We Went long @1199 (basis Comex February contract).
 
Our stop was hit at 1168 resulting in a $31 loss  ($3100 per Comex contract).
Gold Market Forecast

Downside pressure continues to dominate safe haven investments, specifically gold. Even in light of a weaker US dollar, gold still close fractionally lower on the day.

Given that US dollar weakness today added over six dollars of value, on the surface today's decline in gold prices could be perceived as perplexing. It is the current risk on market sentiment that continues to drive gold prices.

The Dow Jones industrial average closed higher today at yet a new record high. This coupled with the continued short-term optimism which emerged just following our most recent presidential election has been a major impetus for traders and investors to move capital from safe haven to risk on plays.

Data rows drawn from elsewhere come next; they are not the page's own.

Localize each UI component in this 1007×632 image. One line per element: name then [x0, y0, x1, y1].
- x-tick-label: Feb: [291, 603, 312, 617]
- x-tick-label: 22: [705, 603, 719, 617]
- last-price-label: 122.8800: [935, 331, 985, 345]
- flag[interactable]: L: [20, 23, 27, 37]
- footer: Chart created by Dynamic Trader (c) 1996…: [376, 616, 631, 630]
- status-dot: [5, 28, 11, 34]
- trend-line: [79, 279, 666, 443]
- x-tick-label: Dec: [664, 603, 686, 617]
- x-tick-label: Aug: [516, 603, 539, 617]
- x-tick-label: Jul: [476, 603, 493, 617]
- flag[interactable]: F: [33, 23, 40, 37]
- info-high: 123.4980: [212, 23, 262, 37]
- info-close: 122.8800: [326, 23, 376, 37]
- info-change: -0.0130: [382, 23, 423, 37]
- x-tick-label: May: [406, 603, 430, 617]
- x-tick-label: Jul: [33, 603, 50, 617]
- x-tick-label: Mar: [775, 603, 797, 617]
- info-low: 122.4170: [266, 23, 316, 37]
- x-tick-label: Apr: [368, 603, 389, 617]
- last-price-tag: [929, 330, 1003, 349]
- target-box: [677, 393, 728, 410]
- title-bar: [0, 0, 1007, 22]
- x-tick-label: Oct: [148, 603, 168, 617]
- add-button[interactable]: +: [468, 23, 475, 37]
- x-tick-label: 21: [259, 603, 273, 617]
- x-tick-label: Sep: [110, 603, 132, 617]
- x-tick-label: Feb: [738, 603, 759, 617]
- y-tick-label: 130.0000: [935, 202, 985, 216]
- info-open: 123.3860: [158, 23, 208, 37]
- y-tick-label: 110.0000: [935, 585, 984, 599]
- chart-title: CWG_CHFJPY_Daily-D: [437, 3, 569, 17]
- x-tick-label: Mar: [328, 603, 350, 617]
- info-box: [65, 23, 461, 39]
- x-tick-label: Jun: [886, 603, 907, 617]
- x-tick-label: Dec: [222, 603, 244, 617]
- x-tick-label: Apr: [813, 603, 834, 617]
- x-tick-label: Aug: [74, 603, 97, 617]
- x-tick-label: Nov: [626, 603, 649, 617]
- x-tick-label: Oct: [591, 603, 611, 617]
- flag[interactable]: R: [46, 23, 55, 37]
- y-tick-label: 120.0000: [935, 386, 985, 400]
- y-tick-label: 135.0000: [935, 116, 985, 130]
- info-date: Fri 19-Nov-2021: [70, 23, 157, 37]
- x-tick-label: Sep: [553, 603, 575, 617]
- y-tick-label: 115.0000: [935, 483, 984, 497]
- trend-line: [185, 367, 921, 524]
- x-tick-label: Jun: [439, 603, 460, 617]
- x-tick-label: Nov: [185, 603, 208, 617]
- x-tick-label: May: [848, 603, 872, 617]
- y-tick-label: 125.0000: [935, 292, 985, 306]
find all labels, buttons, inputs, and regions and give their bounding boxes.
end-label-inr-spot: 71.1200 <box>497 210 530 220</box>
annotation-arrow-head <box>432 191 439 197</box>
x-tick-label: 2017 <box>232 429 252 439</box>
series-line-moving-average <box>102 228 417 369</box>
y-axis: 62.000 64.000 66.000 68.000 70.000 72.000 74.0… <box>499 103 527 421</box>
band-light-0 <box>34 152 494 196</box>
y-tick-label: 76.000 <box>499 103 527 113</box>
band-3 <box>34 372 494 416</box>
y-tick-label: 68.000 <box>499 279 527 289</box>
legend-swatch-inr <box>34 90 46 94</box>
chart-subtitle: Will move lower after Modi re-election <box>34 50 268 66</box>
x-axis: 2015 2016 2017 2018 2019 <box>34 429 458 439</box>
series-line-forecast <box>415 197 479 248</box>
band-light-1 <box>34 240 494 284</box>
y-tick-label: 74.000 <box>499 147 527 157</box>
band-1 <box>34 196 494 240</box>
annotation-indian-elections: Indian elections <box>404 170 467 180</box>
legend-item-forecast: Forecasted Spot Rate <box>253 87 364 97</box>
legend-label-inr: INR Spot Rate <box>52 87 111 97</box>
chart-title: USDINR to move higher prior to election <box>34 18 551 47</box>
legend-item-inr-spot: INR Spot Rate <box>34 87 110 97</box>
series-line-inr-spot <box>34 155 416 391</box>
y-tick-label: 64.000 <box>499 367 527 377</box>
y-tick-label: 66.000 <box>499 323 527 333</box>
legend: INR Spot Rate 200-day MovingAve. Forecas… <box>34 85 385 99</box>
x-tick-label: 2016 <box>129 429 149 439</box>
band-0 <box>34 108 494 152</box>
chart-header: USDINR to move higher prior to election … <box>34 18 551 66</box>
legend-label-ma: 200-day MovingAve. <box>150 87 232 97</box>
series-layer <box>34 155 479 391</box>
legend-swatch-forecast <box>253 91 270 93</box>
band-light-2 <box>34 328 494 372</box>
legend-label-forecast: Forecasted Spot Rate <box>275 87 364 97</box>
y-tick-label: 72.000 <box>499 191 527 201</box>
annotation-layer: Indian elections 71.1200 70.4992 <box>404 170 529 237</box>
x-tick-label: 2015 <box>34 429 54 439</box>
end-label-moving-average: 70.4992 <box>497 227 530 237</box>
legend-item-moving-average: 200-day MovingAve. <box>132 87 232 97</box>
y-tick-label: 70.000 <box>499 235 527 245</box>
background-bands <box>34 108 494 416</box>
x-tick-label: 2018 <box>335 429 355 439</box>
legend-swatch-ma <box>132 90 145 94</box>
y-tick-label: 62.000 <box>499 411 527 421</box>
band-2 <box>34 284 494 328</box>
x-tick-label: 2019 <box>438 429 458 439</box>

On today's video report we will look at this year's gold prices in context to where gold prices have been, in relation to where they are now.

Trending Markets Forecast

US equities continue to rise although today with mixed messages. 

Although the Dow Jones industrial average did close higher on the day, both the Standard & Poor’s 500 as well as the NASDAQ indexes closed lower.

Crude oil continues its dramatic climb as OPEC member nations reach a production limit. Oil has gained roughly 13% over the last two days of trading.

We also are seeing a continuation of a weaker US dollar, which began roughly a week ago, and continues to trade under pressure.